Protestas en Perú por alzas de combustible y reclamos laborales

Las protestas sociales en Perú en los primeros días de gobierno de Keiko Fjimori combinaron paros de transportistas en varias regiones y una movilización sindical en Lima. El principal detonante regional ha sido el encarecimiento de los combustibles, con impacto directo en las tarifas de transporte, el abastecimiento y el costo de la canasta básica.

Desde el 10 de agosto se registraron acciones de protesta en Ucayali, Tacna, Loreto, Arequipa y Puno, según el seguimiento de la Defensoría del Pueblo. Ucayali concentró la mayor tensión, con una huelga indefinida y bloqueos que afectaron la circulación y el acceso a bienes esenciales.
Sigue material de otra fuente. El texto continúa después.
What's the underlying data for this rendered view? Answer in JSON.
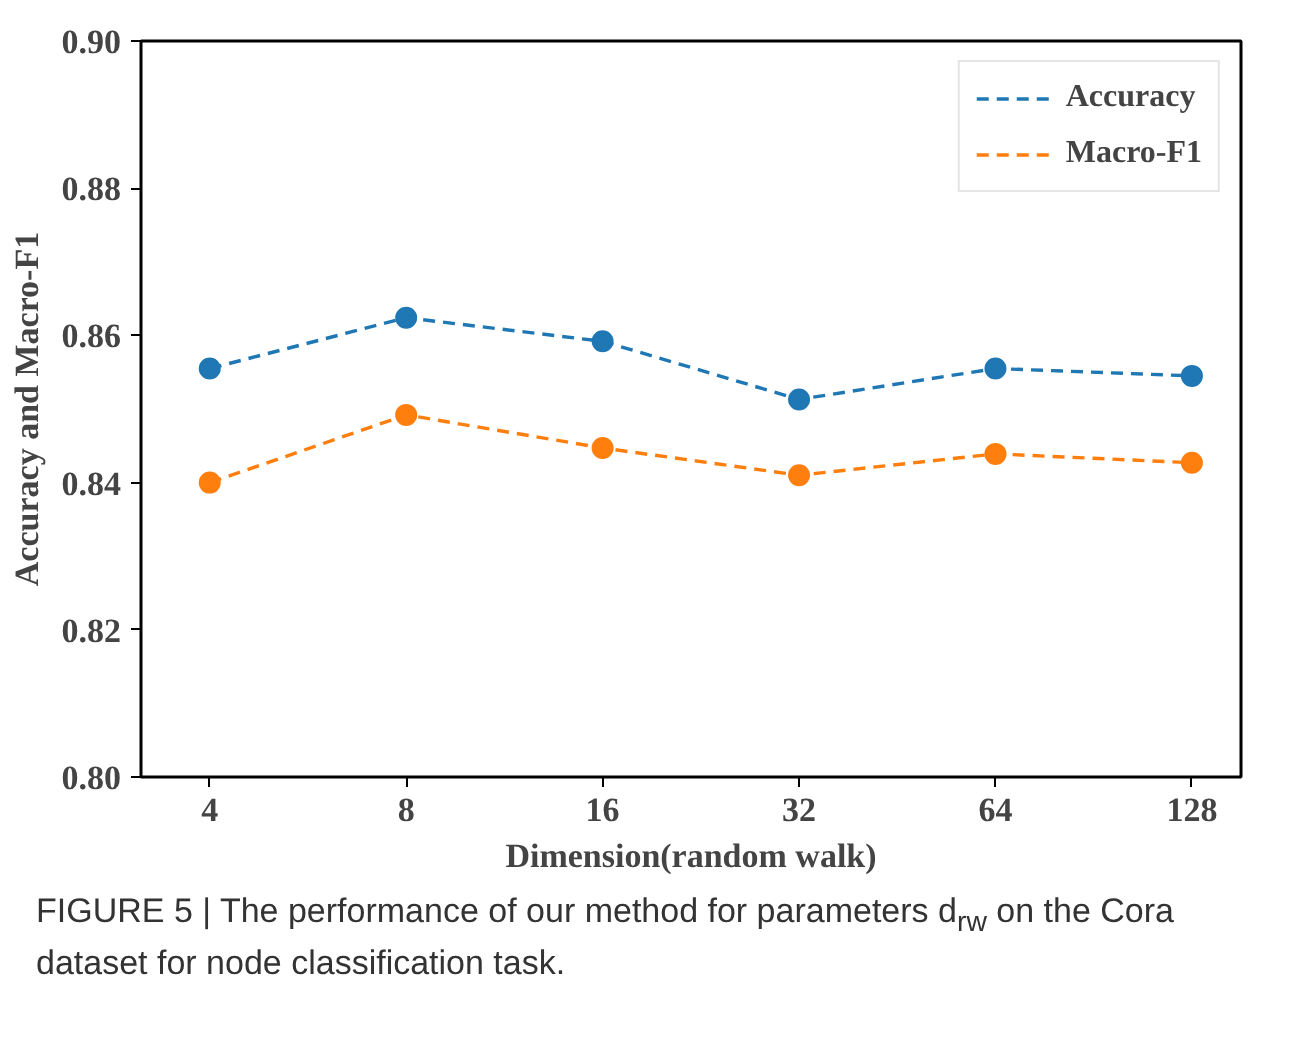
{
  "chart_data": {
    "type": "line",
    "xlabel": "Dimension(random walk)",
    "ylabel": "Accuracy and Macro-F1",
    "categories": [
      "4",
      "8",
      "16",
      "32",
      "64",
      "128"
    ],
    "series": [
      {
        "name": "Accuracy",
        "color": "#1f77b4",
        "values": [
          0.8555,
          0.8624,
          0.8592,
          0.8513,
          0.8555,
          0.8545
        ]
      },
      {
        "name": "Macro-F1",
        "color": "#ff7f0e",
        "values": [
          0.84,
          0.8492,
          0.8447,
          0.841,
          0.8439,
          0.8427
        ]
      }
    ],
    "ylim": [
      0.8,
      0.9
    ],
    "yticks": [
      {
        "value": 0.8,
        "label": "0.80"
      },
      {
        "value": 0.82,
        "label": "0.82"
      },
      {
        "value": 0.84,
        "label": "0.84"
      },
      {
        "value": 0.86,
        "label": "0.86"
      },
      {
        "value": 0.88,
        "label": "0.88"
      },
      {
        "value": 0.9,
        "label": "0.90"
      }
    ],
    "grid": false,
    "legend": "top right",
    "marker": "circle",
    "line_style": "dashed",
    "annotations": [
      "FIGURE 5 | The performance of our method for parameters d$_{rw}$ on the Cora dataset for node classification task."
    ]
  }
}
En Pucallpa, organizaciones sociales y gremios de transporte bloquearon tramos de la carretera Federico Basadre, mientras que en Loreto hubo interrupciones en la ruta Nauta-Iquitos. Los transportistas reclaman medidas urgentes frente al aumento del diésel y la gasolina, que elevó los costos operativos y amenaza con trasladarse a pasajeros, alimentos y mercancías.
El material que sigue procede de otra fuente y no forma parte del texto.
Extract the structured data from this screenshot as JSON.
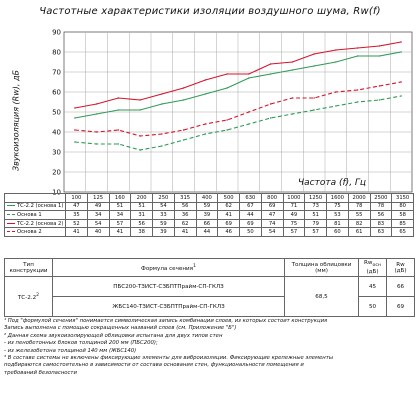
{
  "chart_data": {
    "type": "line",
    "title": "Частотные характеристики изоляции воздушного шума, Rw(f)",
    "ylabel": "Звукоизоляция (Rw), дБ",
    "xlabel": "Частота (f), Гц",
    "ylim": [
      10,
      90
    ],
    "yticks": [
      "10",
      "20",
      "30",
      "40",
      "50",
      "60",
      "70",
      "80",
      "90"
    ],
    "x": [
      "100",
      "125",
      "160",
      "200",
      "250",
      "315",
      "400",
      "500",
      "630",
      "800",
      "1000",
      "1250",
      "1600",
      "2000",
      "2500",
      "3150"
    ],
    "grid": true,
    "series": [
      {
        "name": "ТС-2.2 (основа 1)",
        "color": "#2e9a57",
        "dash": "solid",
        "values": [
          47,
          49,
          51,
          51,
          54,
          56,
          59,
          62,
          67,
          69,
          71,
          73,
          75,
          78,
          78,
          80
        ]
      },
      {
        "name": "Основа 1",
        "color": "#2e9a57",
        "dash": "dashed",
        "values": [
          35,
          34,
          34,
          31,
          33,
          36,
          39,
          41,
          44,
          47,
          49,
          51,
          53,
          55,
          56,
          58
        ]
      },
      {
        "name": "ТС-2.2 (основа 2)",
        "color": "#d4142c",
        "dash": "solid",
        "values": [
          52,
          54,
          57,
          56,
          59,
          62,
          66,
          69,
          69,
          74,
          75,
          79,
          81,
          82,
          83,
          85
        ]
      },
      {
        "name": "Основа 2",
        "color": "#d4142c",
        "dash": "dashed",
        "values": [
          41,
          40,
          41,
          38,
          39,
          41,
          44,
          46,
          50,
          54,
          57,
          57,
          60,
          61,
          63,
          65
        ]
      }
    ]
  },
  "spec_table": {
    "headers": {
      "type": "Тип конструкции",
      "formula": "Формула сечения",
      "formula_sup": "1",
      "thickness": "Толщина облицовки (мм)",
      "rw": "Rw",
      "rw_sub": "осн",
      "rw_unit": "(дБ)",
      "rwt": "Rw",
      "rwt_unit": "(дБ)"
    },
    "type_value": "ТС-2.2",
    "type_sup": "2",
    "thickness_value": "68,5",
    "rows": [
      {
        "formula": "ПБС200-ТЗИСТ-СЗБПТПрайм-СП-ГКЛЗ",
        "rw_osn": "45",
        "rw": "66"
      },
      {
        "formula": "ЖБС140-ТЗИСТ-СЗБПТПрайм-СП-ГКЛЗ",
        "rw_osn": "50",
        "rw": "69"
      }
    ]
  },
  "notes": [
    "¹ Под \"формулой сечения\" понимается символическая запись комбинации слоев, из которых состоит конструкция",
    "Запись выполнена с помощью сокращенных названий слоев (см. Приложение \"Б\")",
    "² Данная схема звукоизолирующей облицовки испытана для двух типов стен",
    "- из пенобетонных блоков толщиной 200 мм (ПБС200);",
    "- из железобетона толщиной 140 мм (ЖБС140)",
    "³ В составе системы не включены фиксирующие элементы для виброизоляции. Фиксирующие крепежные элементы",
    "подбираются самостоятельно в зависимости от состава основания стен, функциональности помещения и",
    "требований безопасности"
  ]
}
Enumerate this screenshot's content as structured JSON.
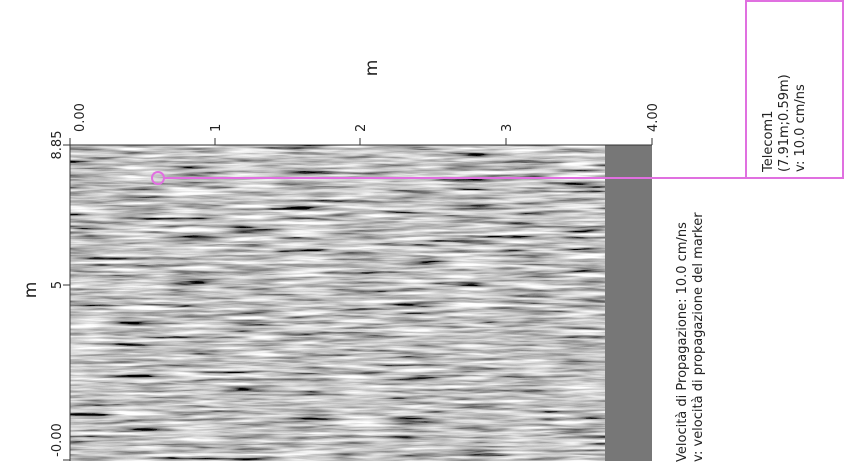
{
  "top_axis": {
    "label": "m",
    "ticks": [
      "0.00",
      "1",
      "2",
      "3",
      "4.00"
    ]
  },
  "left_axis": {
    "label": "m",
    "ticks": [
      "8.85",
      "5",
      "-0.00"
    ]
  },
  "marker": {
    "lines": [
      "Telecom1",
      "(7.91m;0.59m)",
      "v: 10.0 cm/ns"
    ]
  },
  "info": {
    "lines": [
      "Velocità di Propagazione:  10.0 cm/ns",
      "v: velocità di propagazione del marker"
    ]
  }
}
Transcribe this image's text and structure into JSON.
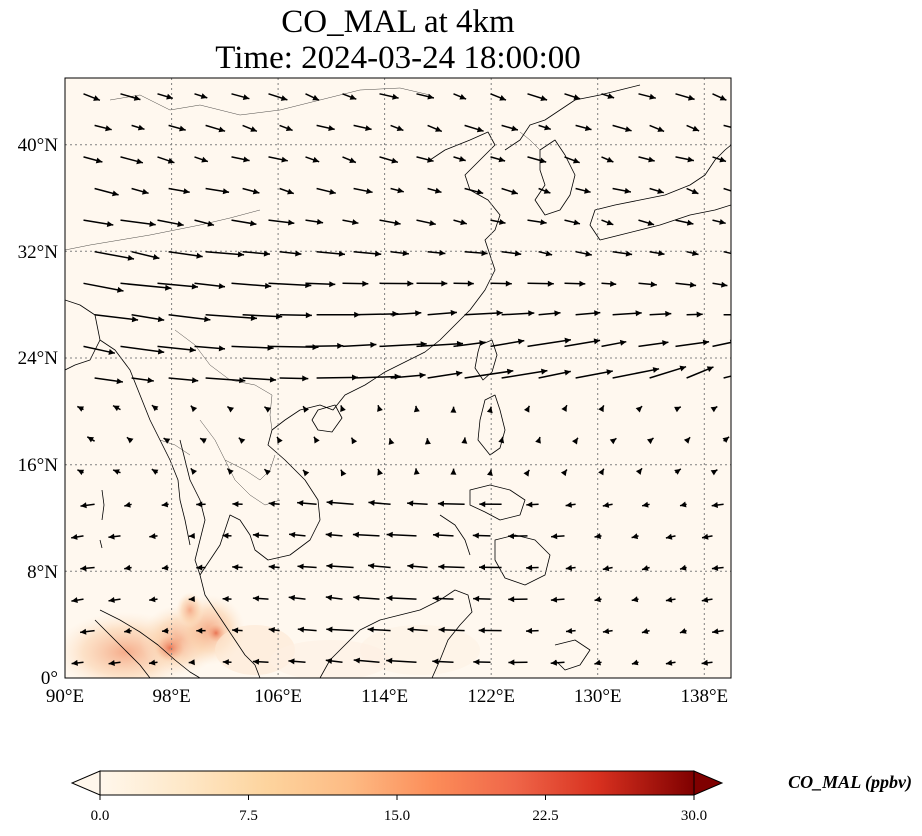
{
  "title": {
    "line1": "CO_MAL at 4km",
    "line2": "Time: 2024-03-24 18:00:00"
  },
  "map": {
    "lon_range": [
      90,
      140
    ],
    "lat_range": [
      0,
      45
    ],
    "lon_ticks": [
      "90°E",
      "98°E",
      "106°E",
      "114°E",
      "122°E",
      "130°E",
      "138°E"
    ],
    "lat_ticks": [
      "0°",
      "8°N",
      "16°N",
      "24°N",
      "32°N",
      "40°N"
    ],
    "lon_tick_values": [
      90,
      98,
      106,
      114,
      122,
      130,
      138
    ],
    "lat_tick_values": [
      0,
      8,
      16,
      24,
      32,
      40
    ],
    "gridlines": true,
    "background_color": "#fff8ef",
    "coastline_color": "#000000",
    "wind_vectors": true
  },
  "colorbar": {
    "label": "CO_MAL (ppbv)",
    "ticks": [
      "0.0",
      "7.5",
      "15.0",
      "22.5",
      "30.0"
    ],
    "tick_values": [
      0,
      7.5,
      15,
      22.5,
      30
    ],
    "range": [
      0,
      30
    ],
    "colormap": "OrRd",
    "colors": [
      "#fff7ec",
      "#fee8c8",
      "#fdd49e",
      "#fdbb84",
      "#fc8d59",
      "#ef6548",
      "#d7301f",
      "#b30000",
      "#7f0000"
    ],
    "extend": "both"
  }
}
Precios de combustible en el centro

Entre las demandas figuran la reducción del precio de los carburantes, la reactivación del Fondo de Estabilización de Precios de los Combustibles y una rebaja o exoneración temporal del Impuesto Selectivo al Consumo. Los gremios también plantean respuestas ante la inseguridad en carretera y cambios regulatorios para el transporte de carga.

Por otra parte, la Confederación General de Trabajadores del Perú (CGTP) movilizó a miles de personas el 13 de agosto en Lima contra iniciativas que, denuncian, podrían flexibilizar o recortar derechos laborales. La central exige limitar las facultades legislativas del Ejecutivo en materia laboral, garantizar recursos para EsSalud y el sistema previsional, reforzar a Sunafil y definir criterios para aumentos periódicos del salario mínimo y las pensiones.